ANKARA — Israeli Prime Minister Benjamin Netanyahu will visit Turkey next week to meet his Turkish counterpart, Recep Tayyip Erdogan, Ankara announced on Wednesday.
The Turkish statement said the two leaders will meet on July 28 to discuss steps to improve cooperation as well as international and regional issues.
The frenemies will meet for the first time in 14 years amid swiftly improving ties after years of locking horns. The last time Netanyahu visited Turkey was in 2009, before a military raid on a Gaza-bound humanitarian aid flotilla that killed nine Turkish activists in 2010. After the incident, the two countries severed their diplomatic relations.
Several efforts to restore ties failed until last year, when Israeli President Isaac Herzog visited Turkey in March. Herzog’s visit came as part of Ankara’s regional fence-mending with its former regional foes, including Israel, Egypt, Saudi Arabia and the United Arab Emirates.
Following Herzog’s visit, relations swiftly improved with mutual high-level visits. Turkey and Israel fully reinstated their diplomatic ties by mutually reappointing ambassadors last August. In September of 2022, Erdogan gathered with then-Israeli premier Naftali Bennett in the first meeting of its kind in 14 years in New York.

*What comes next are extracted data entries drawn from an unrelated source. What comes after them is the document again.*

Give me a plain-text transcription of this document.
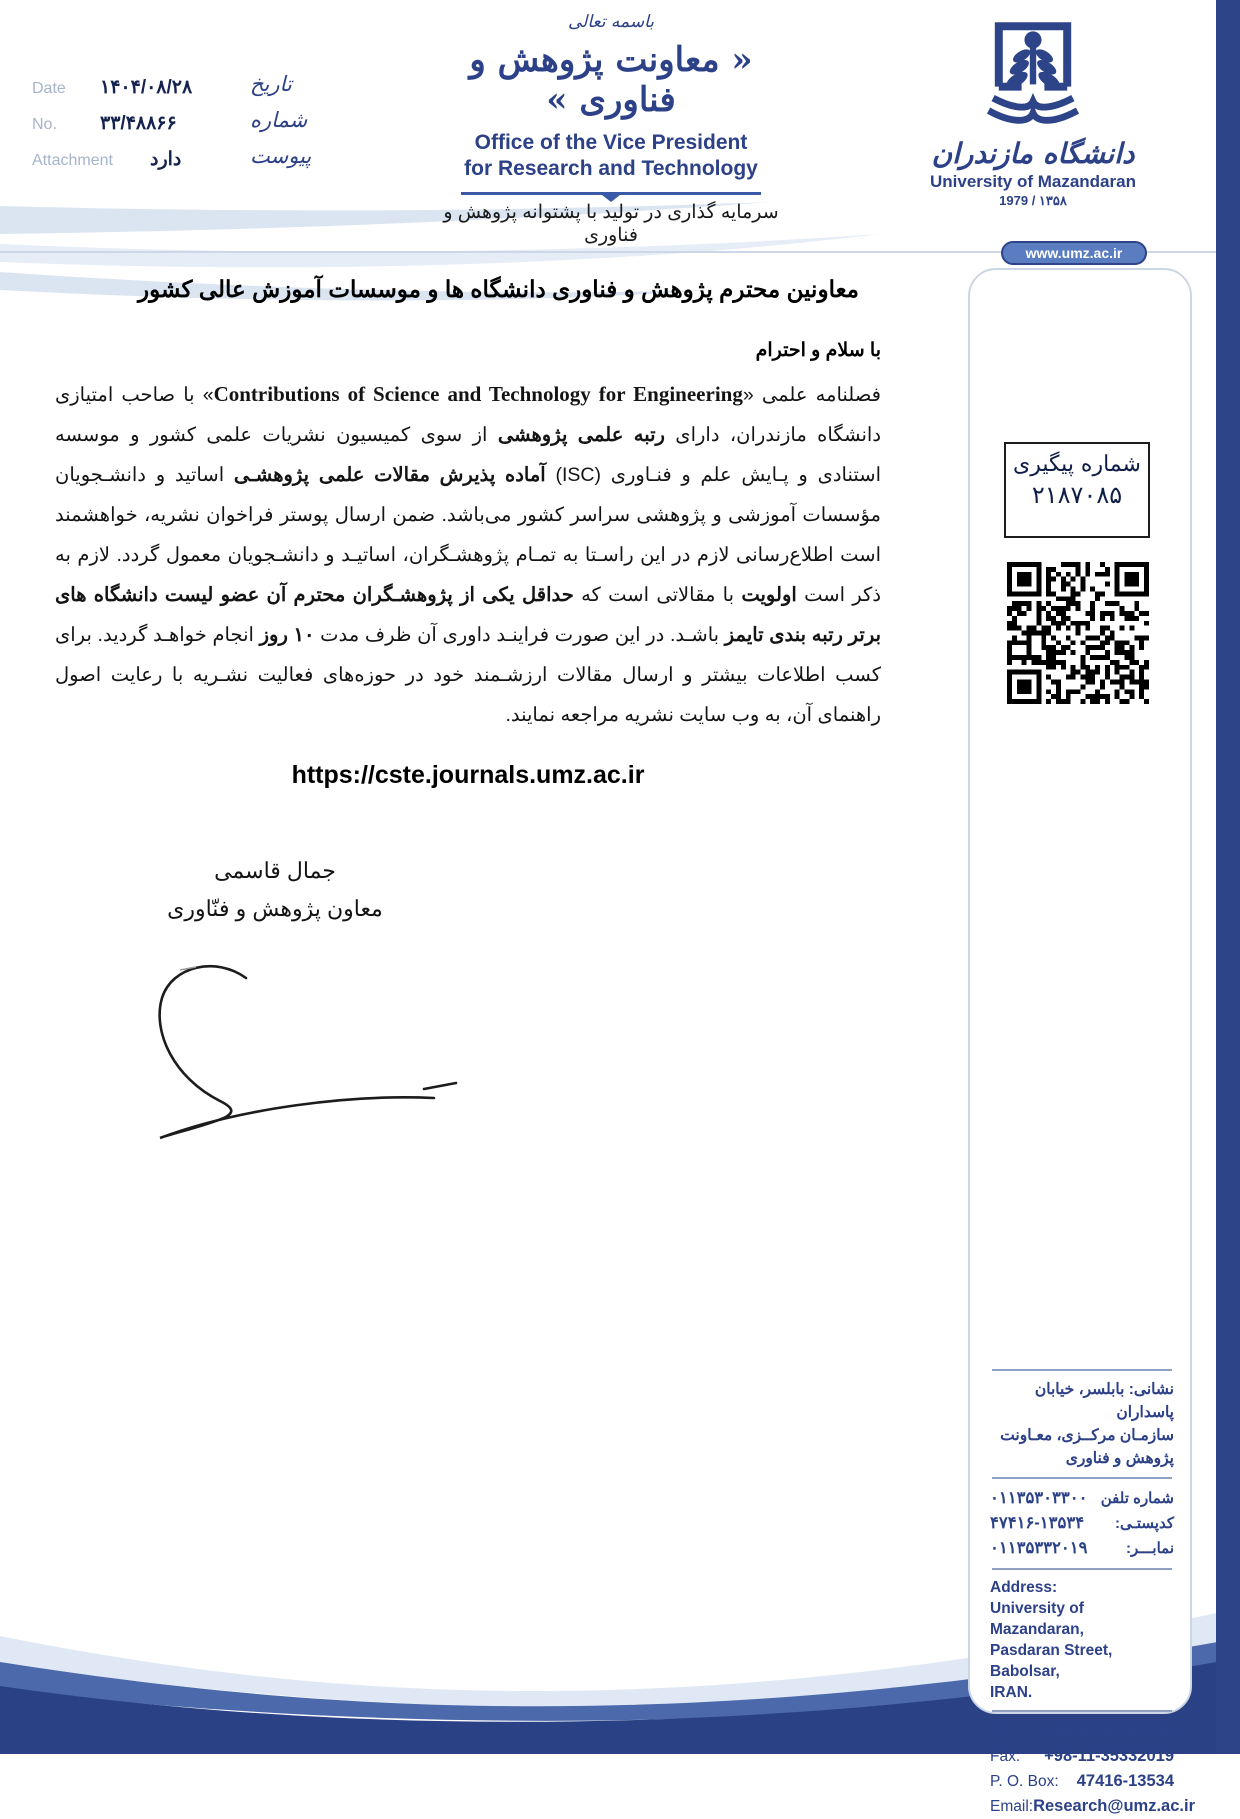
Date ۱۴۰۴/۰۸/۲۸	تاریخ
No. ۳۳/۴۸۸۶۶	شماره
Attachment دارد	پیوست
باسمه تعالی
« معاونت پژوهش و فناوری »
Office of the Vice President
for Research and Technology
سرمایه گذاری در تولید با پشتوانه پژوهش و فناوری
دانشگاه مازندران
University of Mazandaran
1979 / ۱۳۵۸
www.umz.ac.ir
شماره پیگیری
۲۱۸۷۰۸۵
نشانی: بابلسر، خیابان پاسداران
سازمـان مرکــزی، معـاونت
پژوهش و فناوری
شماره تلفن
۰۱۱۳۵۳۰۳۳۰۰
کدپستـی:
۴۷۴۱۶-۱۳۵۳۴
نمابـــر:
۰۱۱۳۵۳۳۲۰۱۹
Address:
University of Mazandaran,
Pasdaran Street, Babolsar,
IRAN.
Tel: +98-11-35303300
Fax: +98-11-35332019
P. O. Box: 47416-13534
Email: Research@umz.ac.ir
معاونین محترم پژوهش و فناوری دانشگاه ها و موسسات آموزش عالی کشور
با سلام و احترام
فصلنامه علمی «Contributions of Science and Technology for Engineering» با صاحب امتیازی دانشگاه مازندران، دارای رتبه علمی پژوهشی از سوی کمیسیون نشریات علمی کشور و موسسه استنادی و پـایش علم و فنـاوری (ISC) آماده پذیرش مقالات علمی پژوهشـی اساتید و دانشـجویان مؤسسات آموزشی و پژوهشی سراسر کشور می‌باشد. ضمن ارسال پوستر فراخوان نشریه، خواهشمند است اطلاع‌رسانی لازم در این راسـتا به تمـام پژوهشـگران، اساتیـد و دانشـجویان معمول گردد. لازم به ذکر است اولویت با مقالاتی است که حداقل یکی از پژوهشـگران محترم آن عضو لیست دانشگاه های برتر رتبه بندی تایمز باشـد. در این صورت فراینـد داوری آن ظرف مدت ۱۰ روز انجام خواهـد گردید. برای کسب اطلاعات بیشتر و ارسال مقالات ارزشـمند خود در حوزه‌های فعالیت نشـریه با رعایت اصول راهنمای آن، به وب سایت نشریه مراجعه نمایند.
https://cste.journals.umz.ac.ir
جمال قاسمی
معاون پژوهش و فنّاوری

Some had speculated that Netanyahu’s reelection in November would derail the positive trajectory, due to their past disagreements. However, Israel was one of the first countries to dispatch rescue workers after the Feb. 6 devastating earthquakes in southeast Turkey.
Erdogan's office said on Thursday that Palestinian leader Mahmoud Abbas would also pay a visit to Turkey on Tuesday, three days before Netanyahu. Abbas and Erdogan would discuss the latest developments in the Israeli-Palestinian conflict as well as other bilateral and regional issues, the statement noted.